Нина Евгеньевна, прислушавшись к их разговору, обеспокоенно посмотрела вокруг, словно боялась, что их кто-то подслушивает.
– Великие полководцы,– решительно вмешалась она,– вы, кажется, забыли, что здесь не заседание военного совета. И, кажется, совсем потеряли голову. По мне, так лучше слушать фривольные анекдоты Гая Дмитриевича.
Гай расцвел от похвалы.
– Рад стараться! – тут же отозвался он.– Как-то ехал Сталин на юг. В одном селе решил выйти из машины, размяться, пообщаться с народом. На дороге стоит седобородый дед. Он сразу же узнал наших руководителей. «Так то ж сам Сталин! – заорал он.– Гляди-кось, и сам Молотов! И… твою мать, сам Буденный!» Так Сталин и сейчас как увидит своего легендарного конника, так и говорит: «Здравствуй, твою мать, Буденный!»
– Это называется, вы прислушались к моему предостережению,– ахнула Нина Евгеньевна.
– Вас понял, Ниночка Евгеньевна! – поспешил исправиться Гай,– Звонит Розочка Сарочке. «Сарочка, все говорят, что вы обладаете даром увлекать мужчин?» – «Даром? – изумленно переспрашивает Сарочка.– Даром – никогда!»
Анекдот был скабрезный, но женщины расхохотались.

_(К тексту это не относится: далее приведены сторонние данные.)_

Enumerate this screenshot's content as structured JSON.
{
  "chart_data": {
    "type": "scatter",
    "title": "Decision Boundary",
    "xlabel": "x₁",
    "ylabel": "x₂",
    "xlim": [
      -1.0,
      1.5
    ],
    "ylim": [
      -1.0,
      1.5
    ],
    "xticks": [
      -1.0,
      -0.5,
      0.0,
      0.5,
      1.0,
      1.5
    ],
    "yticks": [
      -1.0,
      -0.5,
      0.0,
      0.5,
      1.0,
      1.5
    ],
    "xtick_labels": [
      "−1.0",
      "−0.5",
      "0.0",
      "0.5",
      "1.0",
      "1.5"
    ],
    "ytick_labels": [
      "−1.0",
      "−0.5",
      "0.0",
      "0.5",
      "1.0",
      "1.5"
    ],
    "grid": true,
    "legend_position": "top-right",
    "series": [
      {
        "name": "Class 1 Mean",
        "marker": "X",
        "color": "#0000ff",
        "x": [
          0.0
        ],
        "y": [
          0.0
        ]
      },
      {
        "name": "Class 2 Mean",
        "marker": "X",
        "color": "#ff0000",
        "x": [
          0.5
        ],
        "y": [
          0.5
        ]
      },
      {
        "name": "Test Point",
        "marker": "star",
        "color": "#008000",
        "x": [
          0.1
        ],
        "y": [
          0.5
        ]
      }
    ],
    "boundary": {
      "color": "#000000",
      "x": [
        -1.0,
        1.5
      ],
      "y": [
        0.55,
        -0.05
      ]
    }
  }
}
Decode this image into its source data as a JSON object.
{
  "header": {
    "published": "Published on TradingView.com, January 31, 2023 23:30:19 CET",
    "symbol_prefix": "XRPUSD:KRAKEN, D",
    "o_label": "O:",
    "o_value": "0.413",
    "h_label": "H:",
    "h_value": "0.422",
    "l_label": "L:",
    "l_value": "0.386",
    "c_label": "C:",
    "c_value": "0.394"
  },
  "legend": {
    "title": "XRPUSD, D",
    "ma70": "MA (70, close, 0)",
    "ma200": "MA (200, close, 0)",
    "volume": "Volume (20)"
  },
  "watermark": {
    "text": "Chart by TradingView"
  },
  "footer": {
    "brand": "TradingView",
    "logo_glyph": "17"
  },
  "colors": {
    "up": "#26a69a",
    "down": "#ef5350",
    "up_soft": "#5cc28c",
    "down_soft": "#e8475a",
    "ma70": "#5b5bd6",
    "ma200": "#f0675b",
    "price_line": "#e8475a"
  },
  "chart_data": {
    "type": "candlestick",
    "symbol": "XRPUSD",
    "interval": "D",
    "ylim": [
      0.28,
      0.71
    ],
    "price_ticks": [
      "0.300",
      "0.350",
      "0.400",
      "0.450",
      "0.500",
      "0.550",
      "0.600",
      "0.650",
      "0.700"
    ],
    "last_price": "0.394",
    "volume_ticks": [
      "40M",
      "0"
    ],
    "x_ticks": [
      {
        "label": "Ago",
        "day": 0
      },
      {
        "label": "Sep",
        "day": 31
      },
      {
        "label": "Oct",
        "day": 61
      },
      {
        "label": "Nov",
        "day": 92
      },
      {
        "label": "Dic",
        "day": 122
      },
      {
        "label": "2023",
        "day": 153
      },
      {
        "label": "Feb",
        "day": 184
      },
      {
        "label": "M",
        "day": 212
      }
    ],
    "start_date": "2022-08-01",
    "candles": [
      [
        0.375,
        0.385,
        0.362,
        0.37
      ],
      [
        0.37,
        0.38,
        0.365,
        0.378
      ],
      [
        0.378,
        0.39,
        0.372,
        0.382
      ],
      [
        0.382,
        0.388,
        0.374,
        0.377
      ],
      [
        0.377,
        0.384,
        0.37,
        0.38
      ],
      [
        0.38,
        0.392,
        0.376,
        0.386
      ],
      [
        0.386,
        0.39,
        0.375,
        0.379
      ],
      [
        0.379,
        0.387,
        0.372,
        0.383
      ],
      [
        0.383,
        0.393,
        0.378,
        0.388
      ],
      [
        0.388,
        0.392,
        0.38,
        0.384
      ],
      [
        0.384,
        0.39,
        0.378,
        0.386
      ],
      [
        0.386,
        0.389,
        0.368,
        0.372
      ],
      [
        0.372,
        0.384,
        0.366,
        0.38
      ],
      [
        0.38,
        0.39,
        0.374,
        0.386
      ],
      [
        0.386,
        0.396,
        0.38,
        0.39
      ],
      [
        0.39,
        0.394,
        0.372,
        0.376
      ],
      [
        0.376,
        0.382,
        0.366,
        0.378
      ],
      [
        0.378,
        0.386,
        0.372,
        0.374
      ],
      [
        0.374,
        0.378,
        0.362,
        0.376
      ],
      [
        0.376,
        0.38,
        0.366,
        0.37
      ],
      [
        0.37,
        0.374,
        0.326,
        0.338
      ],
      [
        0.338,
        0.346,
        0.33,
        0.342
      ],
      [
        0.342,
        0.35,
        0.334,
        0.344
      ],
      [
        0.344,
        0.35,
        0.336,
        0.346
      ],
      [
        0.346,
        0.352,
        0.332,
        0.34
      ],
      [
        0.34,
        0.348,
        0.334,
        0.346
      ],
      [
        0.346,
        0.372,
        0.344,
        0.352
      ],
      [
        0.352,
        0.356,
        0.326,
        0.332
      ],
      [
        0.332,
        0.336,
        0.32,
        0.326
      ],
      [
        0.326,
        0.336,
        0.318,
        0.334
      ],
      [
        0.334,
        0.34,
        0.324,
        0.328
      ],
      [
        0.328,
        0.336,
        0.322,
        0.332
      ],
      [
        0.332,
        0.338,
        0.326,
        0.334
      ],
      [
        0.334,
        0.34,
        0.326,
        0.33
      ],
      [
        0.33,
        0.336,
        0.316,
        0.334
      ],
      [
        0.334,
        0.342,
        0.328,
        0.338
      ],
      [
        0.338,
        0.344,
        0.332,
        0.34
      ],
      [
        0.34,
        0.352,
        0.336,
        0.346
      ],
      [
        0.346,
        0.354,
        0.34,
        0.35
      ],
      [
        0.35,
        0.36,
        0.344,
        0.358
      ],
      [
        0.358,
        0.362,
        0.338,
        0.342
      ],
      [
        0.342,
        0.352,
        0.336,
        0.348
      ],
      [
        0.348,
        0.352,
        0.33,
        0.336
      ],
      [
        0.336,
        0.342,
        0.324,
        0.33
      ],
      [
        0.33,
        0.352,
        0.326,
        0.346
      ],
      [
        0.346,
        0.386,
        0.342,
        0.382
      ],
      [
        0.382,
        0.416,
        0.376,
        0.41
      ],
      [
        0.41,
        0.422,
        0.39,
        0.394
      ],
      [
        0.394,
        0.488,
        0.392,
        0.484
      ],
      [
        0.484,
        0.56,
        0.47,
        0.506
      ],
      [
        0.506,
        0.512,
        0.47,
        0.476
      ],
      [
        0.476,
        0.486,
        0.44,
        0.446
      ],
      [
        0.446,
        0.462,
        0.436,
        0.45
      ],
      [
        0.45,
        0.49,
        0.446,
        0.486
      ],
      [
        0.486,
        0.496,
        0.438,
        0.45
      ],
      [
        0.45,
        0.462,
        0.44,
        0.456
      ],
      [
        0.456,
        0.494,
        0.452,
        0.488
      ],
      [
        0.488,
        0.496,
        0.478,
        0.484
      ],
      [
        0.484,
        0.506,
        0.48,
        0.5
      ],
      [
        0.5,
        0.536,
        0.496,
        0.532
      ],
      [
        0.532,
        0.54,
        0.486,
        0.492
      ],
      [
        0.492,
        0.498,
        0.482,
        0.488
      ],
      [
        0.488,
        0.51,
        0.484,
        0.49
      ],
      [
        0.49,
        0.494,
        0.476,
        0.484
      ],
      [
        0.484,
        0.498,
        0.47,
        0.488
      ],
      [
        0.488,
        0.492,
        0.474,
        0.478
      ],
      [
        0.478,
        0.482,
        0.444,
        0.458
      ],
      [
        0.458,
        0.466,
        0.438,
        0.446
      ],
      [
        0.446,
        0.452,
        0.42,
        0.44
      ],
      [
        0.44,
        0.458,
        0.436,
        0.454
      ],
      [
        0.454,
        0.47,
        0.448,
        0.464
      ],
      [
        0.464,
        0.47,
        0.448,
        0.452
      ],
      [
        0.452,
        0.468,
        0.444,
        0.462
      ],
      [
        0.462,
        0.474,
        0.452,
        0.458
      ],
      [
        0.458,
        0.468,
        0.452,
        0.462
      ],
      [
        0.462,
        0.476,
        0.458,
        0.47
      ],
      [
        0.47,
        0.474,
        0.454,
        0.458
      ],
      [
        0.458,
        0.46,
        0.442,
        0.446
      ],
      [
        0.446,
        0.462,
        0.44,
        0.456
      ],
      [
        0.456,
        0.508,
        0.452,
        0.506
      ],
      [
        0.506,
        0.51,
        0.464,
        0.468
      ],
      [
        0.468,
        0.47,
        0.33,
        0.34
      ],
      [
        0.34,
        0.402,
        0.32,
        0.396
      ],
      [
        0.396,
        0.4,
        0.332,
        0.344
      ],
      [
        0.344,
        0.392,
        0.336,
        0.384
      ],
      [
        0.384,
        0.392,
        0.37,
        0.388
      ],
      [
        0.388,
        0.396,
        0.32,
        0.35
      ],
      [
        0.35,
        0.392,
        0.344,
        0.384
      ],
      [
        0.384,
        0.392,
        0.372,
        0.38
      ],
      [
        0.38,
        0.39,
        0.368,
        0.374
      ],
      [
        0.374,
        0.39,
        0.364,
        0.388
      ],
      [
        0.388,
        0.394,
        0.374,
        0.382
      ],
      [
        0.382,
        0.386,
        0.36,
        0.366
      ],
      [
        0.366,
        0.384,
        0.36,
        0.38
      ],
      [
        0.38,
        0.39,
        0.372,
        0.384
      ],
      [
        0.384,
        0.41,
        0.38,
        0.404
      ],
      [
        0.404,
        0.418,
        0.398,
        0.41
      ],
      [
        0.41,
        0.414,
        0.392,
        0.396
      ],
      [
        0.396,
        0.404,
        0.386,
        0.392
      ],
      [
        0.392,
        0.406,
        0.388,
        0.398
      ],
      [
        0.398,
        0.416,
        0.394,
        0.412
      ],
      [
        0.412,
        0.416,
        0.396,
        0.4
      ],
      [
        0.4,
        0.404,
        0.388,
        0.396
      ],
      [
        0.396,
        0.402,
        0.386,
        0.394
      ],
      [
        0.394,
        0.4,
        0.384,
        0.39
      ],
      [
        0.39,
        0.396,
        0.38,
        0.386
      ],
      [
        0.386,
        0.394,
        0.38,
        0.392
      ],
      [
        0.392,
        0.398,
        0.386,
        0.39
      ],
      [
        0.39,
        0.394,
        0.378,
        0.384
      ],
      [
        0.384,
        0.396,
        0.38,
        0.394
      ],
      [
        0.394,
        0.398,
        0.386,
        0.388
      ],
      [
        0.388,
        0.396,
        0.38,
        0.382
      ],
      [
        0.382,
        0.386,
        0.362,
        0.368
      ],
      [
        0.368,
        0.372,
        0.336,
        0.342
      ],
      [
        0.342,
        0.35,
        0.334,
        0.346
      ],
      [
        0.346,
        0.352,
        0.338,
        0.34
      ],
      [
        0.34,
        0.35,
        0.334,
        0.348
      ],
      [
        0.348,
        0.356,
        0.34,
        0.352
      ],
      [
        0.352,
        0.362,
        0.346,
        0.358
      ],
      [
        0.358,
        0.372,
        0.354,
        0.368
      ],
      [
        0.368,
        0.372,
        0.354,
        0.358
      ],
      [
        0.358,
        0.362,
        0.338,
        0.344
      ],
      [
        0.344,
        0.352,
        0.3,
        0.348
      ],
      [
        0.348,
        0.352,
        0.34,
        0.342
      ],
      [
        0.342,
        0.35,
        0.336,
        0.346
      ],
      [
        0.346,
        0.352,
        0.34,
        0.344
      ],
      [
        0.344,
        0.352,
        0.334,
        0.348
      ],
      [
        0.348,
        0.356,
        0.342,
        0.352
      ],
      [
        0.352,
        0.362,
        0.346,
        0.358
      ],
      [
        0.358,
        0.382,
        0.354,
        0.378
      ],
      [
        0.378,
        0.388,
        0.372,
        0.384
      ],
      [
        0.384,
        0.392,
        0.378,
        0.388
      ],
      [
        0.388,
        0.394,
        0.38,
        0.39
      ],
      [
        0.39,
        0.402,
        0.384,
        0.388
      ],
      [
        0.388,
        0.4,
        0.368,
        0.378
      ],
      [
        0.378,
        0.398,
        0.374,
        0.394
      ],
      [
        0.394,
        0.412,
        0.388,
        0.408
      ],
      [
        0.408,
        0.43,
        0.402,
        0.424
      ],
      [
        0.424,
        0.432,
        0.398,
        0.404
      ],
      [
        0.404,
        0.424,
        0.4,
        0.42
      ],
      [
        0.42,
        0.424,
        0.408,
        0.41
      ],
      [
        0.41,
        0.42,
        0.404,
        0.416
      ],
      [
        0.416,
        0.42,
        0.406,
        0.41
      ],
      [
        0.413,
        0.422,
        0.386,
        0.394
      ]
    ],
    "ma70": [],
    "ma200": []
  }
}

– Ах, проказник, ну и проказник! – Нина Евгеньевна смеялась дольше всех.– Продолжайте в том же духе! Впрочем, не пора ли нам потанцевать?
Она встала из-за стола и направилась к патефону. Мелодия модного фокстрота всех подняла на ноги. Остался сидеть в своем кресле лишь Гамарник.
Тухачевский подошел к Ларисе.
– Разрешите пригласить на танец вашу супругу,– почтительно обратился он к Андрею.
– Пожалуйста,– миролюбиво согласился Андрей, хотя внутренне противился тому, чтобы Лариса танцевала с командармом.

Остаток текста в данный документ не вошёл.